If it ain't broke don't fix it

Took my 2003 Town Car in for its 3000 mile oil change to usual quick place. When I drove out, it felt like car was in “low gear”, thought I just had not put it into Drive good, stopped, reshifted and went on. But ever since then, at high speed (55+) I am hearing this low “humming” sound like the transmission is not doing it’s thing. Now, never had any problems with the car, service it regularly. So, my question is would something they did during the “oil changing” cause this? Can they “hit” something, knock something off, or leave something off??? Makes me sorry I had the oil changed!!! And, I am not crazy about going to dealer or even neighborhood auto repair place - I am a single female and that seems to bring out the greed in some - plus, I am broke right now and don’t need a big auto repair bill…I’m so afraid this is transmission - 100,000 miles on the car, but hey, these babies are supposed to last longer than that! And, remember, no problems whatsoever until after this oil change???

Quicky lube places are notorious for messing things up. They may have drained tranny fluid (if it has a drain plug–I’m not familiar w TC) instead of engine oil. I would check all fluid levels immediately as a start.

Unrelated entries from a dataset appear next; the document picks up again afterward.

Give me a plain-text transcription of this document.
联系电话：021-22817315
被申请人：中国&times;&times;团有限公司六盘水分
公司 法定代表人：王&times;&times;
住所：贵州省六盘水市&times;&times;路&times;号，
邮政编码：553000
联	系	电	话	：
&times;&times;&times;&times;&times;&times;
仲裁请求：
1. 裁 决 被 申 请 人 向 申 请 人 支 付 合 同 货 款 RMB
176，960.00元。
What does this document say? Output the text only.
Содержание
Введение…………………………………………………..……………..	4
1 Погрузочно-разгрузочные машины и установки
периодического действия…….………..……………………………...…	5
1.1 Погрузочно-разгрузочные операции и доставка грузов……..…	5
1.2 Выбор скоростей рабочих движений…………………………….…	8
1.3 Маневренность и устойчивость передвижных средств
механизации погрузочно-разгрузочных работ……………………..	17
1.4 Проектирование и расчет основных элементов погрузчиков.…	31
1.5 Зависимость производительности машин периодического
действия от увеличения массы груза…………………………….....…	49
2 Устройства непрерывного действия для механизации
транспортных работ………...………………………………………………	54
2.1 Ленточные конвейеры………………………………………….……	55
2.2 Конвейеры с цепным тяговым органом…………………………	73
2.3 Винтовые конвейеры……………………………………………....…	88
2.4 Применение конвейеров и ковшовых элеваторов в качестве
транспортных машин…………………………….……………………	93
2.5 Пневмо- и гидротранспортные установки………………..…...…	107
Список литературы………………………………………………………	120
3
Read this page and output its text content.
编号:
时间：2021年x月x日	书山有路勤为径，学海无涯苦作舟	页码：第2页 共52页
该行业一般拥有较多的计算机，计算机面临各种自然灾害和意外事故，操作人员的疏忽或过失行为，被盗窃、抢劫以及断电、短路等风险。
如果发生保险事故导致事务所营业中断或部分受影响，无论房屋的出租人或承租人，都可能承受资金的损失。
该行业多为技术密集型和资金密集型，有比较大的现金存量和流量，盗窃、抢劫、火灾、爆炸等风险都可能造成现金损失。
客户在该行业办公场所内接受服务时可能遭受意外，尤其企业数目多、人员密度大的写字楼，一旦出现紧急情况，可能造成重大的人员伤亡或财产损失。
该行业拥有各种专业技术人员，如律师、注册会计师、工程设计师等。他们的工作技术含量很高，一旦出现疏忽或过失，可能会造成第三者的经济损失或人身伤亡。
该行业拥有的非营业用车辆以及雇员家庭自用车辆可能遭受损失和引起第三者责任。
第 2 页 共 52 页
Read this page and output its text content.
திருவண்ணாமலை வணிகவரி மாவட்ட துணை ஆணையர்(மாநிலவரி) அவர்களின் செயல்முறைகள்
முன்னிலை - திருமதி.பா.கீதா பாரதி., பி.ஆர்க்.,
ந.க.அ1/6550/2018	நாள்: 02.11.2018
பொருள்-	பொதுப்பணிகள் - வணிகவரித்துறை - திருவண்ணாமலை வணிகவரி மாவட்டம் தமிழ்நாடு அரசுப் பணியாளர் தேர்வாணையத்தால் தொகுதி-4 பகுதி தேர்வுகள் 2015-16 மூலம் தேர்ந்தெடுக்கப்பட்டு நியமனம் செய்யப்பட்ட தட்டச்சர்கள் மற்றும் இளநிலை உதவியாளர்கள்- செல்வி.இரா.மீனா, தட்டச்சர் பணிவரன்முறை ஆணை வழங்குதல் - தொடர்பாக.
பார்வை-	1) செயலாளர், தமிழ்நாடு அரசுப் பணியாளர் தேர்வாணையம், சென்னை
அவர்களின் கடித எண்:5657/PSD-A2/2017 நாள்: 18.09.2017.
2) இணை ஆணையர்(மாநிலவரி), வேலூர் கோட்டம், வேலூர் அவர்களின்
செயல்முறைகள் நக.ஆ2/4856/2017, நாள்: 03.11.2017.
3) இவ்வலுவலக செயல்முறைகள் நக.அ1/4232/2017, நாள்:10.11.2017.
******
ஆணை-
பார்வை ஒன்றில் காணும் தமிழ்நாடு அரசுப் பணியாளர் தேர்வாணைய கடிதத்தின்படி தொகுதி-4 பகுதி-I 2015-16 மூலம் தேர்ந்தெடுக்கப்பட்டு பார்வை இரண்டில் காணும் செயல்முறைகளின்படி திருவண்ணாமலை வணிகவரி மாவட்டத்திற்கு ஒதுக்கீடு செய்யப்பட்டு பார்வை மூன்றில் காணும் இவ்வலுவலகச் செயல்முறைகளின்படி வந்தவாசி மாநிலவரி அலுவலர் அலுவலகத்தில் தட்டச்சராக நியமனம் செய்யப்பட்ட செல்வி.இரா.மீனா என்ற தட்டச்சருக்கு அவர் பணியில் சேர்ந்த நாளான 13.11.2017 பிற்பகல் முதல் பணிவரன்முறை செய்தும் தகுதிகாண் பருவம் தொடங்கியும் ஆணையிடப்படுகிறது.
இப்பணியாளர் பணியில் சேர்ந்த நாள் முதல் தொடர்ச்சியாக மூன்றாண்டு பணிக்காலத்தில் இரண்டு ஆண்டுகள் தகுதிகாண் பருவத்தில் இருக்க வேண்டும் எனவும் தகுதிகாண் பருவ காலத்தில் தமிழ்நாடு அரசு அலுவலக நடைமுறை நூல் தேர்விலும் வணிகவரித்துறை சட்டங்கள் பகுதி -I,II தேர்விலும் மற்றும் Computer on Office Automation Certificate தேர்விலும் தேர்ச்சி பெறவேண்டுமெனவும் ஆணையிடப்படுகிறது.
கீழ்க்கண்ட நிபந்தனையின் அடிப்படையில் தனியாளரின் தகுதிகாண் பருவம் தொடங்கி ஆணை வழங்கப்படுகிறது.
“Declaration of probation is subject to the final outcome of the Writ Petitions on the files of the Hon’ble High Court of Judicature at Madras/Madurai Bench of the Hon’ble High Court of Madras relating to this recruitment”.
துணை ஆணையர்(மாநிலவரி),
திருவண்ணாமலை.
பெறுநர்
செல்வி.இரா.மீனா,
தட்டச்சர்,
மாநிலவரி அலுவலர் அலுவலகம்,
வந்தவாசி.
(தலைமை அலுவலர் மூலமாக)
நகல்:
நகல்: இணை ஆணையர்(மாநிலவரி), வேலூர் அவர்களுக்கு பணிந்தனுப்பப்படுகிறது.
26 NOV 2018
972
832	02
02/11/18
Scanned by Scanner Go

There are a lot of things they could have done to mess you up, and a lot of the experts here will tell you “Don’t EVER go to the quick-lube places, even to ask for directions.”

Until the experts chime in, I suggest you check your transmission fluid to make sure it is there. A recurring mistake from the quick-lubes is draining the transmission instead of the oil, then adding new oil, overfilling the oil. So check the oil, too. (This mistake is usually on certain models of car where the oil drain and transmission drain are near each other and look somewhat alike. I do not know if your car is like that. Quick-lubes’ more common mistake is forgetting to put in the new oil.)

And stop driving the car until you find out what is wrong. You want to avoid further damage, and you want to be able to prove that it’s the shop’s fault (if it is) without giving them any counterargument. From the stories here, those places are better at avoiding responsibility than they are at accepting resposibility.)

(BTW, I do often use quick lube places – can’t beat the convenience - but I alway make sure they put in the new oil and I don’t let them sell me any other service.)


Sorry for yelling. You may ruin the engine and transmission if (A)the engine is more than a couple quarts overfilled, and (B) the transmission is under-filled. This is an example of the “perfect storm” that can happen when a fastlube, or any other place does a regular engine oil change, but with the car in the air, the guy drains the transmission fluid by accident, not knowing it, and then with the car on the ground, fills the engine with oil, and the old engine oil hasn’t been drained.

Don’t get me wrong. I’m not automatically assuming this happened, but I’ve seen it with inexperienced workers.

Till you get this straightened out, don’t drive your car. Maybe you can check the fluid levels yourself by reading the owners manual and the info on the transmission dipstick; or maybe a neighbor could help. Post back w/any more questions.

Doesn’t a 2003 Town Car have a pan you have to remove to drain the transmission ? On Japanese cars with drain plugs on the rear of the engine and tranny the mistake is easy to make. An Albany area Jiffy Lube put manual gear oil in my daughters automatic.

I’m laid off. I’ll cruise by the Ford dealer tomorrow and check where plug is. I have a feeling there’s no plug.

What ever happened to your daughter’s car?

There is no drain plug in the trans pan and after 2002, no torque converter plug either. The latter would be extremely difficult to confuse with an oil drain plug even for the Iffy Lube staff. The fill tube for the transmission is hard to find so it is not likely they put motor oil into the trans filler tube.

Yes, your transmission should last a lot longer than 100K provided you have it serviced every 30K. As directed, check the motor oil level and the transmission fluid right away. I drive and service a '99 Mercury very similar to your TC. Some things changed between '99 and '03, but I can’t think of anything they would knock off while changing the oil that would produce that symptom. You might ask at www.crownvic.net. There are a lot of very experienced and helpful people over there. It is, however, a little more freewheeling than this forum.